There are two books you might like, _It's So Amazing_ and _It's Perfectly Normal_. I wish they'd been available when ours were little.


----------



## Atholk (Jul 25, 2009)

I've found that if you wait until they are 11, you can learn some freaking awesome tips. My wife and I hadn't tried the Reverse Cowgirl until my daughter suggested it would hit the G-Spot and allow my wife access to play with my balls during intercourse. We brought her a Wii as a thank you gift.


----------



## Astonefeather (Jan 1, 2010)

My mother told me when I was around 7 years old. I never bought the whole "special hug" story that was going around and I asked for an honest answer. I mean, it made no sense that a hug could get you pregnant when people hugged all the time and didn't end up with a baby. My mom got me the "Where Did I Come From?" books that were around at the time and took me out to lunch at our favorite Italian restaurant. Looking back, it may have been a bit odd to take your young child to a nice restaurant to tell them about penetration but I remember it as a nice day out with mom. I've always been very inquisitive and detail oriented so I asked A LOT of questions. I remember being surprised about the whole penis in the vagina thing, but it tied in to the whole "special hug" theory so I was okay with it.
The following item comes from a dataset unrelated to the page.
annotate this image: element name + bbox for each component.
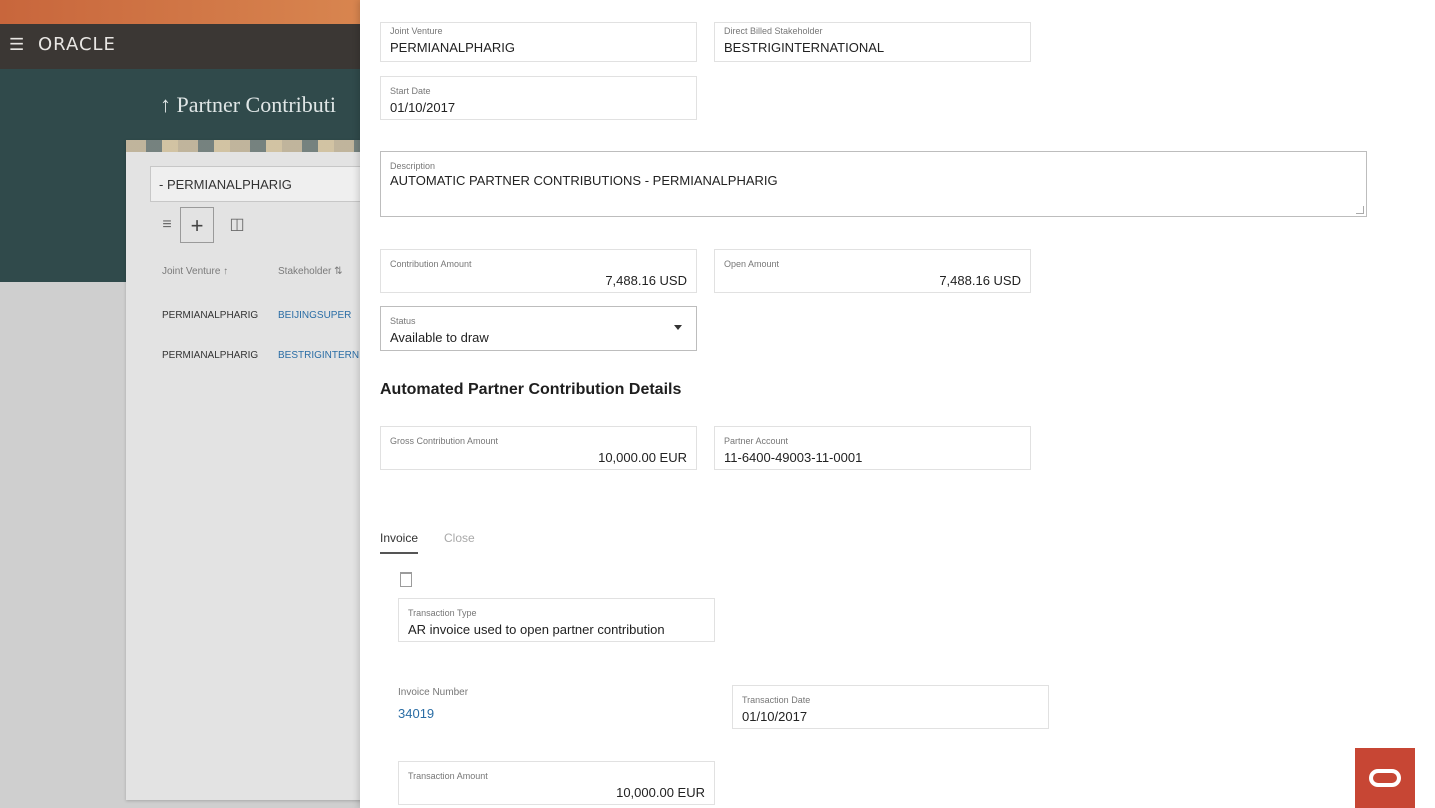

My younger sister came along and my parents were ready to answer her questions, but they never came. She was totally on board with the "special hug" and didn't need any further clarification. I think they told her when she was around 9 or so because there comes a point when a kid kind of needs to be clued in...


----------



## cowboyfan (Nov 15, 2009)

Atholk said:


> I've found that if you wait until they are 11, you can learn some freaking awesome tips. My wife and I hadn't tried the Reverse Cowgirl until my daughter suggested it would hit the G-Spot and allow my wife access to play with my balls during intercourse. We brought her a Wii as a thank you gift.


Very helpful, thanks a lot. :rofl:


----------